The bandwagon to increase the options for private flood insurance keeps growing. Sen. Jeff Brandes, R-St. Petersburg, is the latest. From a press release:
St. Petersburg, FL- Today Senator Jeff Brandes (R-St. Petersburg) announced that he is drafting comprehensive legislation that will allow private insurers to offer alternatives to the National Flood Insurance Program (NFIP) in Florida. Citing a recent congressional proposal to delay the implementation of the Biggert-Waters Act by four years, the Brandes legislation will allow insurers to utilize that delay to establish additional, more affordable choices for consumers.
“I applaud the efforts underway in Congress to delay the implementation of the Biggert-Waters Act, but Washington is only kicking the can down the road,” stated Senator Brandes. “The disastrous impacts from NFIP rate increases are still looming on the horizon, and our residents deserve to have choices when it comes to flood insurance. I believe such freedom and flexibility will help reduce some of the financial burdens imposed by the unfair rate increases in the NFIP.”
The Brandes proposal will establish new governing statutes in the residential surplus lines insurance marketplace, allowing private insurers to provide more options for flood insurance coverage. Insurers will be given flexible rate territory definitions to spread risk across the state.
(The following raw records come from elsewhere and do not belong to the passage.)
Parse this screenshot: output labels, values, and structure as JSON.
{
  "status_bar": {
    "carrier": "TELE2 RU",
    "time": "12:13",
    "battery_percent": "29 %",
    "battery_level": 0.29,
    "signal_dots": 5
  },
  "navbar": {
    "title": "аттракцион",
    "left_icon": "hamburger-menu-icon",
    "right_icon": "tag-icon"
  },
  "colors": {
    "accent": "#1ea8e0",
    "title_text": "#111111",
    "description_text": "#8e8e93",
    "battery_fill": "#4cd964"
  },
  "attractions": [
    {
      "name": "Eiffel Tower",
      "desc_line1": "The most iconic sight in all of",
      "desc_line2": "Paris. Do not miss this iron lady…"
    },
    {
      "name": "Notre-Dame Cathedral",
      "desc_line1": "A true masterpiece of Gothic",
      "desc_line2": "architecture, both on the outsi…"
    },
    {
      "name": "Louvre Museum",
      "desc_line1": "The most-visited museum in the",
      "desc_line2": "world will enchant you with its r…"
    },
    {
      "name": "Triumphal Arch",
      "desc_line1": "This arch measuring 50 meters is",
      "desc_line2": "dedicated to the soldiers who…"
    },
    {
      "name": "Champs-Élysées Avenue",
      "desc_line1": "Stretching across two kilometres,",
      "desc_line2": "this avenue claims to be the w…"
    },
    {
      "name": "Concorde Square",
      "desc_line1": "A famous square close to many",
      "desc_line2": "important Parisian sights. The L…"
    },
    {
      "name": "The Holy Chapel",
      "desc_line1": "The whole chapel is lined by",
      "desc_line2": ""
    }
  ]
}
Consumers will be given broad flexibility to make choices regarding their deductibles, varying types of additional coverage, and the hallmark of the proposal—the ability to purchase minimal flood insurance coverage for the amount of the mortgage or maximum coverage for full replacement cost.
Senator Brandes has been working with the Senate Banking and Insurance Committee, the Office of Insurance Regulation, and private sector stakeholders on the proposed legislation which he intends to file by the end of the year. If the legislation is passed and approved by the Governor, Floridians will be able to purchase affordable and tailored private-market flood insurance before the rate increases in the Biggert-Waters Act take effect again in four years.